Since 2010, April has held several positions in Quality department of major international pharmaceutical and consultancy organizations before founding her own company Q-support. Her extensive knowledge of Quality and Distribution, and of the pharmaceutical industry widely has already shown to be valuable in many complex projects.
Positive and determined, April always goes the extra mile to make it work.
Kelsey took her first steps in the pharmaceutical industry in 2021 with a QP internship at Pfizer. After this, she decided to continue her career within the media fill team at the same company. Ready for a new challenge, Kelsey decided to give her career a new direction and start as a QP/RP associate at Q-Support.
Kelsey is a very driven and eager to learn person and wants to make a success of her career at Q-support. She will therefore do everything to bring every project to a successful conclusion.
With over 10 years of professional experience spanning technical and commercial roles, Maud possesses technical proficiency across a broad spectrum of skills and a comprehensive understanding of the life science industry.
This technical background coupled with a proven track record in sales and recruitment equipps Maud with a unique perspective that will bring fresh insights to our Q-support Team.
Intuitive and charismatic Maud is an inspiring optimist, who readily takes action to do what she feels is right for her organization bringing the creative energy to achieve her goals.
Laïs Gryffroy began her career in the pharmaceutical industry after obtaining her Master’s degree in Industrial Pharmacy from Ghent University. Her interest in pharmaceutical quality led her to various roles, specializing in Quality Assurance and the key positions of Qualified Person (QP) and Responsible Person (RP).
With experience in a GxP environment, Laïs has developed expertise in various areas such as batch review and release, quality management systems (QMS), and deviation management. She has also actively contributed to the commercial launch of CAR-T therapies in the EMEA region.
With her experience and expertise in quality management and the distribution of medicines and medical devices, Laïs is committed to using her knowledge to provide practical and effective solutions for clients within the pharmaceutical sector.
With more than 17 years of experience in the pharmaceutical industry, Séverine has held various roles as a Quality Engineer within both Belgian and international companies. Her background covers areas such as cell culture in bioreactors, parenteral nutrition bag filling, and plastic component molding.
She has built strong expertise in implementing and ensuring compliance with GMP standards in manufacturing environments, combined with a hands-on ability to improve processes through continuous improvement tools directly on the shop floor.

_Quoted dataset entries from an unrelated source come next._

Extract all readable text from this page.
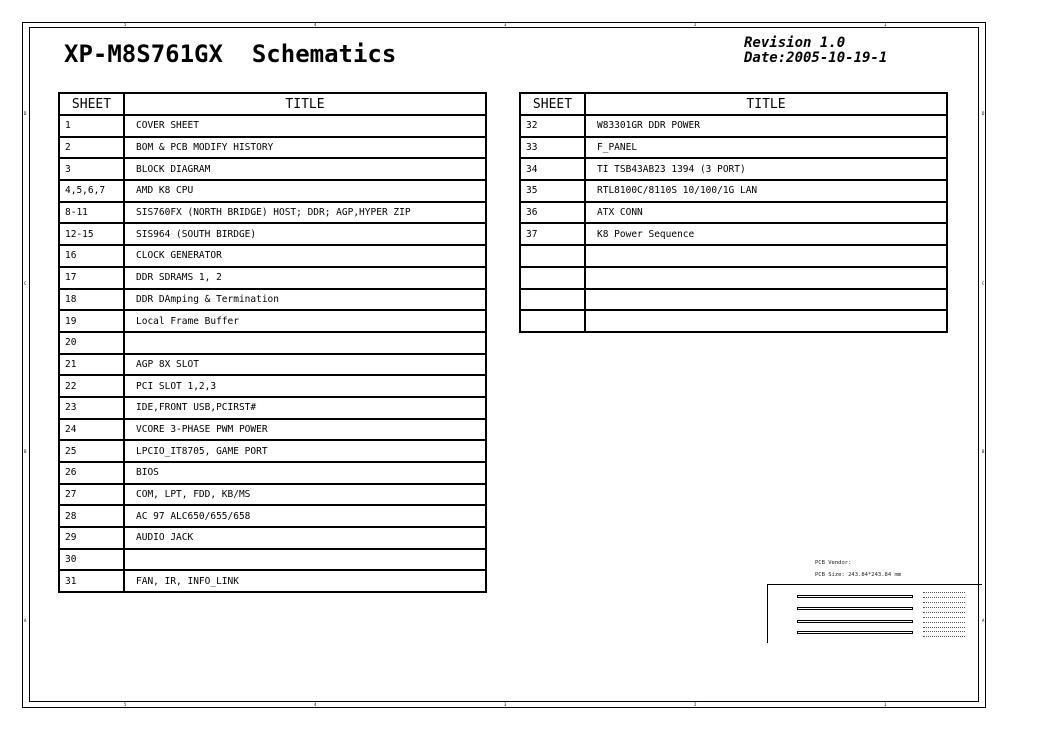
5	4	3	2	1
5	4	3	2	1
D
C
B
A
D
C
B
A
XP-M8S761GX  Schematics	Revision 1.0
Date:2005-10-19-1
SHEET	TITLE
1	COVER SHEET
2	BOM & PCB MODIFY HISTORY
3	BLOCK DIAGRAM
4,5,6,7	AMD K8 CPU
8-11	SIS760FX (NORTH BRIDGE) HOST; DDR; AGP,HYPER ZIP
12-15	SIS964 (SOUTH BIRDGE)
16	CLOCK GENERATOR
17	DDR SDRAMS 1, 2
18	DDR DAmping & Termination
19	Local Frame Buffer
20	
21	AGP 8X SLOT
22	PCI SLOT 1,2,3
23	IDE,FRONT USB,PCIRST#
24	VCORE 3-PHASE PWM POWER
25	LPCIO_IT8705, GAME PORT
26	BIOS
27	COM, LPT, FDD, KB/MS
28	AC 97 ALC650/655/658
29	AUDIO JACK
30	
31	FAN, IR, INFO_LINK
SHEET	TITLE
32	W83301GR DDR POWER
33	F_PANEL
34	TI TSB43AB23 1394 (3 PORT)
35	RTL8100C/8110S 10/100/1G LAN
36	ATX CONN
37	K8 Power Sequence

PCB Vendor:
PCB Size: 243.84*243.84 mm
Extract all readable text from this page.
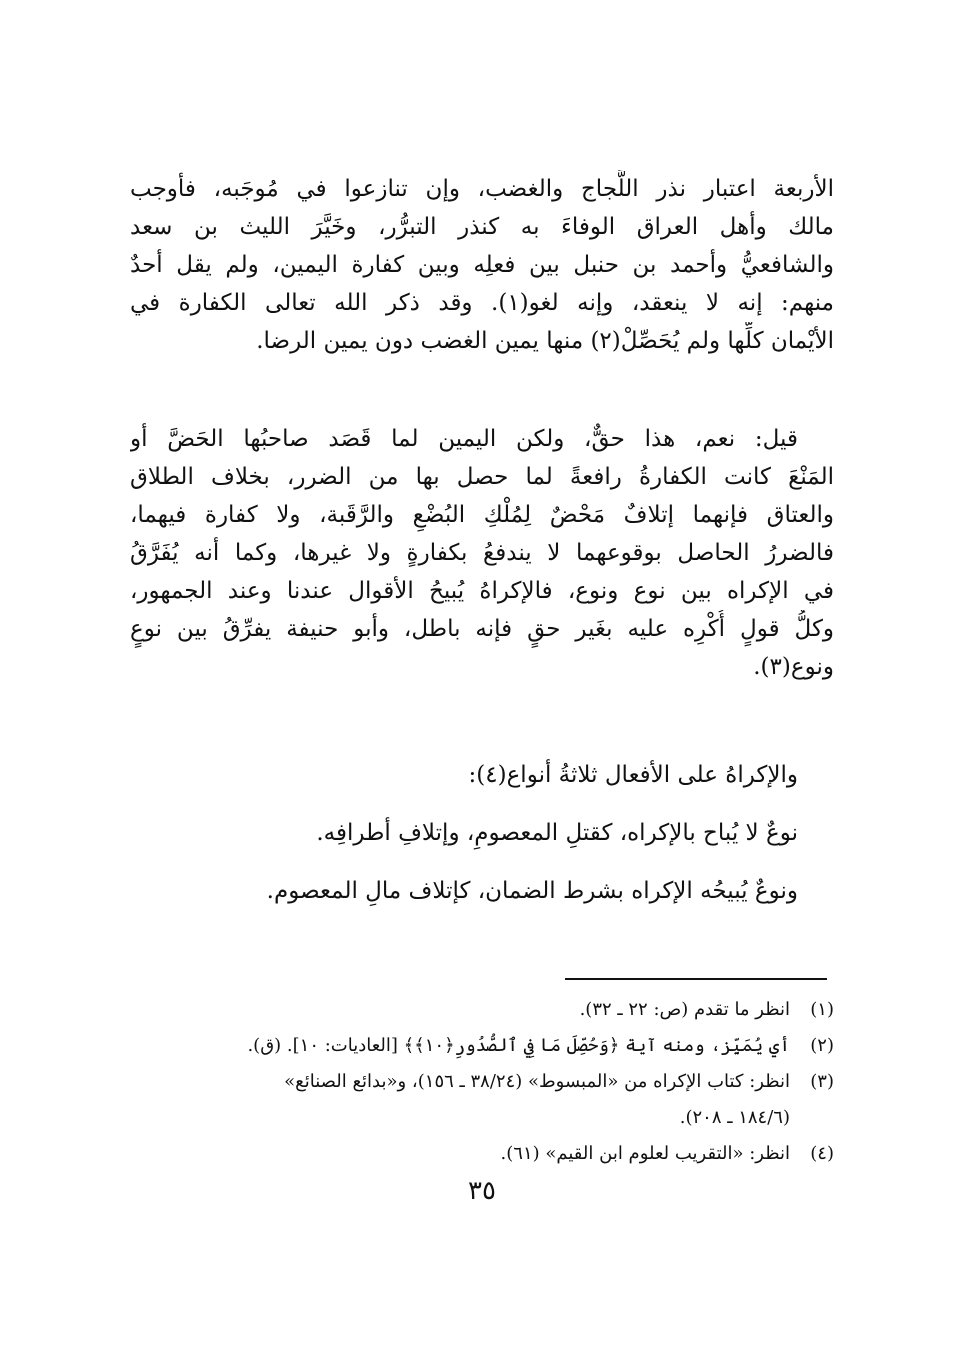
الأربعة اعتبار نذر اللَّجاج والغضب، وإن تنازعوا في مُوجَبه، فأوجب
مالك وأهل العراق الوفاءَ به كنذر التبرُّر، وخَيَّرَ الليث بن سعد
والشافعيُّ وأحمد بن حنبل بين فعلِه وبين كفارة اليمين، ولم يقل أحدٌ
منهم: إنه لا ينعقد، وإنه لغو(١). وقد ذكر الله تعالى الكفارة في
الأيْمان كلِّها ولم يُحَصِّلْ(٢) منها يمين الغضب دون يمين الرضا.
قيل: نعم، هذا حقٌّ، ولكن اليمين لما قَصَد صاحبُها الحَضَّ أو
المَنْعَ كانت الكفارةُ رافعةً لما حصل بها من الضرر، بخلاف الطلاق
والعتاق فإنهما إتلافٌ مَحْضٌ لِمُلْكِ البُضْعِ والرَّقَبة، ولا كفارة فيهما،
فالضررُ الحاصل بوقوعهما لا يندفعُ بكفارةٍ ولا غيرها، وكما أنه يُفَرَّقُ
في الإكراه بين نوع ونوع، فالإكراهُ يُبيحُ الأقوال عندنا وعند الجمهور،
وكلُّ قولٍ أُكْرِه عليه بغَير حقٍ فإنه باطل، وأبو حنيفة يفرِّقُ بين نوعٍ
ونوع(٣).
والإكراهُ على الأفعال ثلاثةُ أنواع(٤):
نوعٌ لا يُباح بالإكراه، كقتلِ المعصومِ، وإتلافِ أطرافِه.
ونوعٌ يُبيحُه الإكراه بشرط الضمان، كإتلاف مالِ المعصوم.
(١)
انظر ما تقدم (ص: ٢٢ ـ ٣٢).
(٢)
أي يُمَيِّز، ومنه آية ﴿وَحُصِّلَ مَا فِي ٱلصُّدُورِ﴿١٠﴾﴾ [العاديات: ١٠]. (ق).
(٣)
انظر: كتاب الإكراه من «المبسوط» (٣٨/٢٤ ـ ١٥٦)، و«بدائع الصنائع»
(١٨٤/٦ ـ ٢٠٨).
(٤)
انظر: «التقريب لعلوم ابن القيم» (٦١).
٣٥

Séverine particularly enjoys working closely with diverse teams and fostering a true Quality Culture. She looks forward to supporting your quality improvement projects with dedication and pragmatism.
Pierre worked for about fifteen years between 1997 and 2007 exclusively in community pharmacies, holding positions as owner, substitute, assistant, and managing pharmacist in various public pharmacies. Since 2007, he has moved into the pharmaceutical industry, specializing in regulatory affairs and, more specifically, in the role of Head of Information and Advertising (RIP). With extensive expertise in regulatory compliance and advertising management, he has held key positions at SGS Life Science Services (2007–2012) and AstraZeneca Belux (2012–2021), before becoming an RIP Consultant at Fartrade in 2021. Pierre brings a pragmatic approach and broad experience to ensure the success of complex projects.
After obtaining a Master’s degree in Pharmaceutical Sciences from ULB, Joseph earned the title of Industrial Pharmacist and Qualified Person in 2005, following a one-year traineeship at UCB. He then pursued his career within several pharmaceutical groups, holding a variety of roles across different departments, including manufacturing, R&D (process validation and technology transfers), and nearly nine years as a Qualified Person (Site QP) in a biotech CDMO. In this role, he was notably responsible for the certification of investigational and commercial medicinal products, as well as for overseeing the Quality Management System (QMS).
Building on his solid and diverse experience in GxP environments, Joseph joined the Q-Support team of experts in February 2026. Today, he puts his quality management expertise at the service of clients with rigor, enthusiasm… and always in a good mood.